Here are a couple things to watch out for when entering numerical data into Excel:

  • Don’t put two numbers (such as a blood pressure reading of 135/85 mmHg) into one column of data. Excel won’t complain about it, but it will treat it as text because of the embedded “/”, rather than as numerical data. Instead, create two separate variables — such as the systolic and diastolic pressures (perhaps called BPS for blood pressure systolic and BPD for blood pressure diastolic) — and enter each number into the appropriate variable.

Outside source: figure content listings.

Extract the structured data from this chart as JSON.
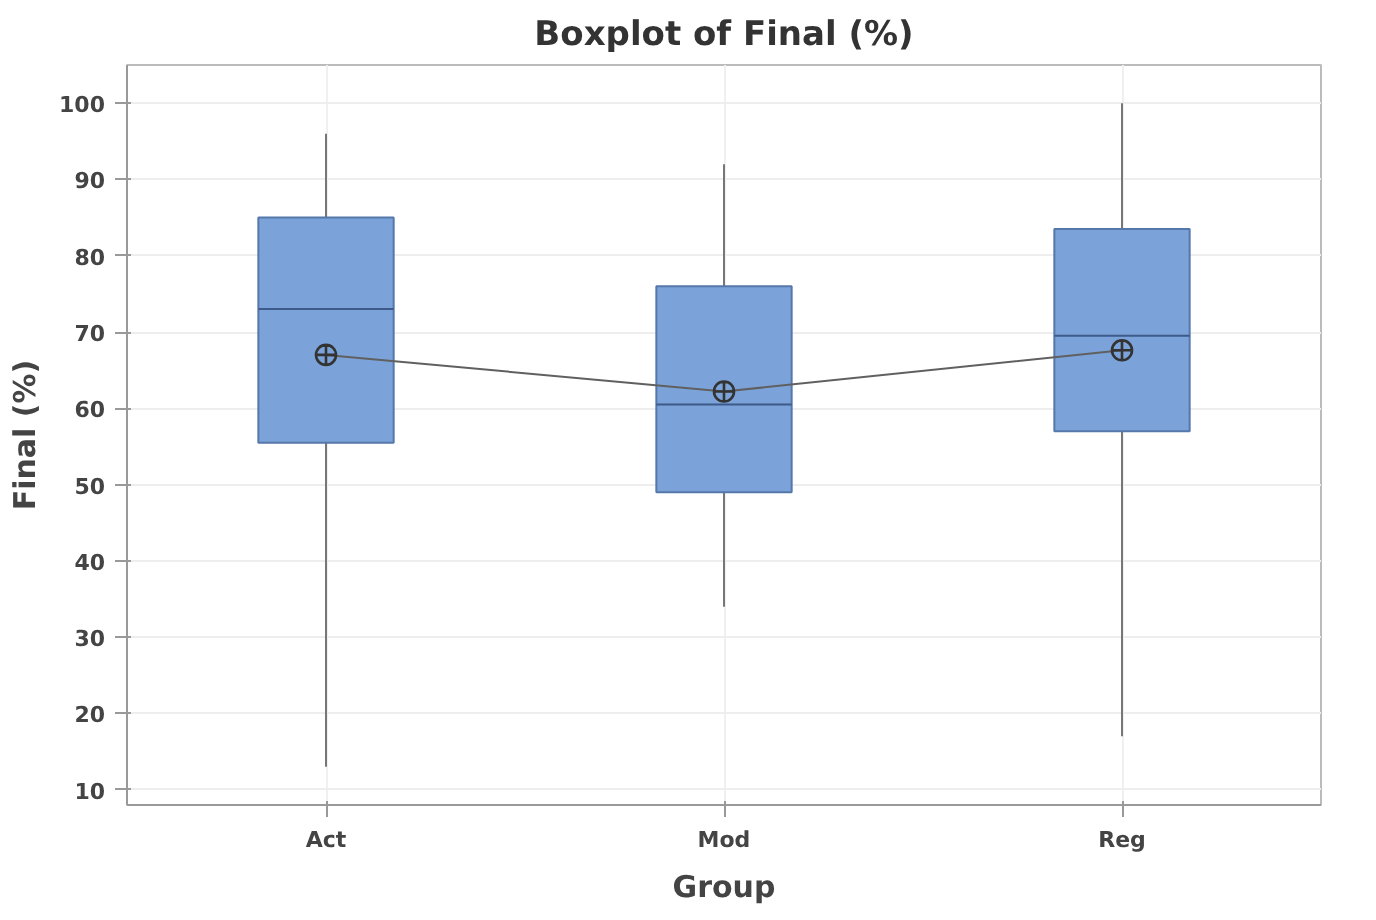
{
  "chart_data": {
    "type": "box",
    "title": "Boxplot of Final (%)",
    "xlabel": "Group",
    "ylabel": "Final (%)",
    "categories": [
      "Act",
      "Mod",
      "Reg"
    ],
    "ylim": [
      8,
      105
    ],
    "yticks": [
      10,
      20,
      30,
      40,
      50,
      60,
      70,
      80,
      90,
      100
    ],
    "grid": true,
    "series": [
      {
        "color": "#7ba3d9",
        "boxes": [
          {
            "low": 13,
            "q1": 55.5,
            "median": 73,
            "q3": 85,
            "high": 96
          },
          {
            "low": 34,
            "q1": 49,
            "median": 60.5,
            "q3": 76,
            "high": 92
          },
          {
            "low": 17,
            "q1": 57,
            "median": 69.5,
            "q3": 83.5,
            "high": 100
          }
        ]
      },
      {
        "type": "line",
        "color": "#606060",
        "marker": "circle",
        "values": [
          67,
          62.2,
          67.6
        ]
      }
    ]
  }
}
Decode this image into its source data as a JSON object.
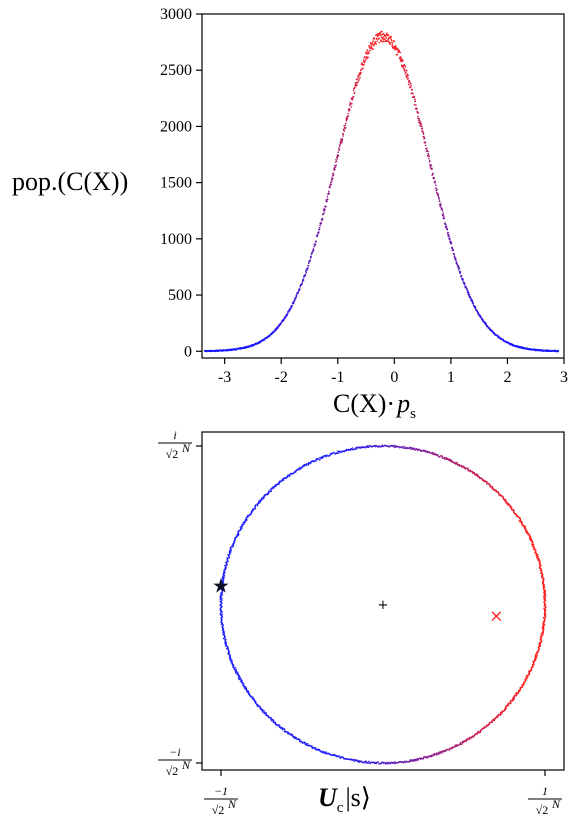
{
  "chart_data": [
    {
      "type": "scatter",
      "ylabel": "pop.(C(X))",
      "xlabel_main": "C(X)·",
      "xlabel_var": "p",
      "xlabel_sub": "s",
      "xlim": [
        -3.4,
        3.0
      ],
      "ylim": [
        -60,
        3000
      ],
      "x_ticks": [
        -3,
        -2,
        -1,
        0,
        1,
        2,
        3
      ],
      "y_ticks": [
        0,
        500,
        1000,
        1500,
        2000,
        2500,
        3000
      ],
      "distribution": {
        "shape": "gaussian",
        "mean": -0.2,
        "std": 0.82,
        "peak": 2800,
        "x_range": [
          -3.35,
          2.9
        ]
      },
      "color_low": "#1a1aff",
      "color_high": "#ff1a1a"
    },
    {
      "type": "scatter",
      "xlabel_var": "U",
      "xlabel_sub": "c",
      "xlabel_ket": "|s⟩",
      "x_tick_labels": [
        {
          "num": "−1",
          "den": "√2",
          "exp": "N"
        },
        {
          "num": "1",
          "den": "√2",
          "exp": "N"
        }
      ],
      "y_tick_labels": [
        {
          "num": "i",
          "den": "√2",
          "exp": "N"
        },
        {
          "num": "−i",
          "den": "√2",
          "exp": "N"
        }
      ],
      "xlim": [
        -1,
        1
      ],
      "ylim": [
        -1,
        1
      ],
      "circle": {
        "center": [
          0,
          0
        ],
        "radius": 1
      },
      "markers": [
        {
          "symbol": "★",
          "name": "star",
          "x": -1.0,
          "y": 0.12,
          "color": "#0d0d2a"
        },
        {
          "symbol": "+",
          "name": "center",
          "x": 0,
          "y": 0,
          "color": "#000000"
        },
        {
          "symbol": "×",
          "name": "x-mark",
          "x": 0.7,
          "y": -0.07,
          "color": "#ff2020"
        }
      ],
      "color_left": "#1a1aff",
      "color_right": "#ff1a1a"
    }
  ]
}
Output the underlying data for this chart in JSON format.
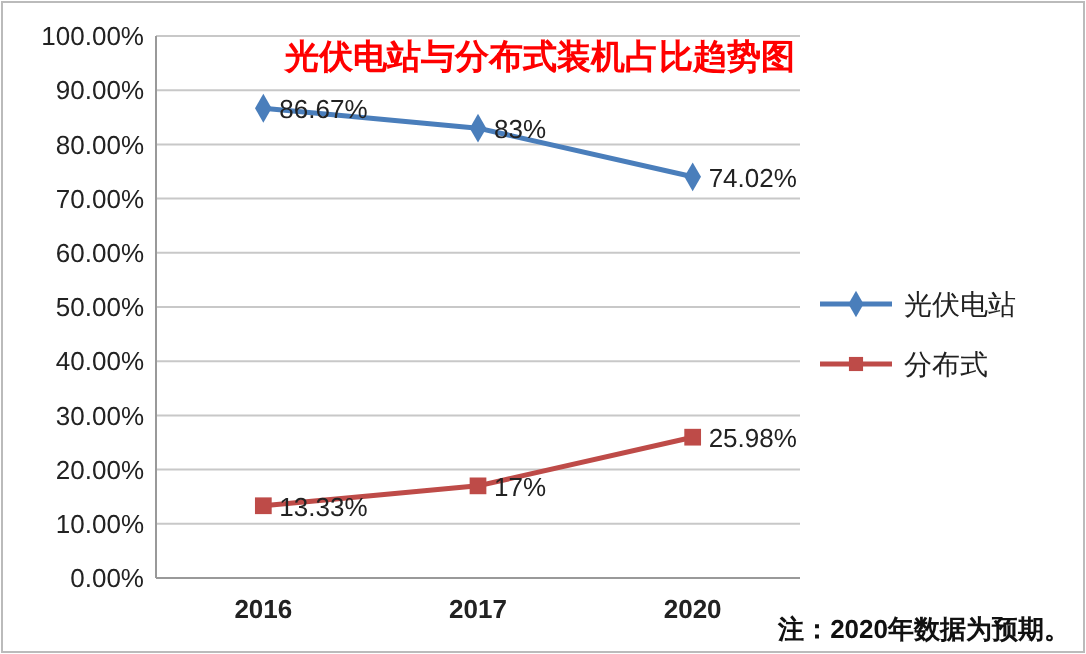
{
  "chart_data": {
    "type": "line",
    "title": "光伏电站与分布式装机占比趋势图",
    "categories": [
      "2016",
      "2017",
      "2020"
    ],
    "series": [
      {
        "name": "光伏电站",
        "color": "#4a7ebb",
        "marker": "diamond",
        "values": [
          86.67,
          83,
          74.02
        ],
        "value_labels": [
          "86.67%",
          "83%",
          "74.02%"
        ]
      },
      {
        "name": "分布式",
        "color": "#be4b48",
        "marker": "square",
        "values": [
          13.33,
          17,
          25.98
        ],
        "value_labels": [
          "13.33%",
          "17%",
          "25.98%"
        ]
      }
    ],
    "ylim": [
      0,
      100
    ],
    "yticks": [
      {
        "value": 0,
        "label": "0.00%"
      },
      {
        "value": 10,
        "label": "10.00%"
      },
      {
        "value": 20,
        "label": "20.00%"
      },
      {
        "value": 30,
        "label": "30.00%"
      },
      {
        "value": 40,
        "label": "40.00%"
      },
      {
        "value": 50,
        "label": "50.00%"
      },
      {
        "value": 60,
        "label": "60.00%"
      },
      {
        "value": 70,
        "label": "70.00%"
      },
      {
        "value": 80,
        "label": "80.00%"
      },
      {
        "value": 90,
        "label": "90.00%"
      },
      {
        "value": 100,
        "label": "100.00%"
      }
    ],
    "grid": "y",
    "legend": "right",
    "annotations": [
      "注：2020年数据为预期。"
    ]
  }
}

  • In an obstetrical database, don’t enter 6w2d for a gestational age of 6 weeks and 2 days; even worse, don’t enter it as 6.2, which the computer would interpret as 6.2 weeks. Either enter it as 44 days, or create two variables (perhaps GAwks for gestational age weeks and GAdays for gestational age days), to hold the values 6 and 2, respectively.

    The computer can easily combine them later into the number of days or the number of weeks (and fractions of a week).

There’s one important exception to this “don’t cram two things into one column” rule – If you are recording both the date and time of a single event (like “born on February 15, 2006, at 8:56 in the evening”), then you should record both the date and the time as a single variable! See the article on Entering Date and Time Data for more details.

Missing numerical data requires a little more thought than missing categorical data. Some researchers use 99 (or 999, or 9999) to indicate a missing value. If you use that technique, you have to make sure that all your analyses ignore those values. Fortunately, many statistics programs let you specify what the missing value indicator is for each variable, and the programs exclude those values from all analyses.

But can you really be sure you’ll never have that value pop up as a real value for some very atypical subject? (Some people are 99 years old, and some people can have a blood glucose value of 999 mg/dL). Simply leaving the cell blank may be best; almost all programs treat blank cells as missing data and ignore them in the calculations.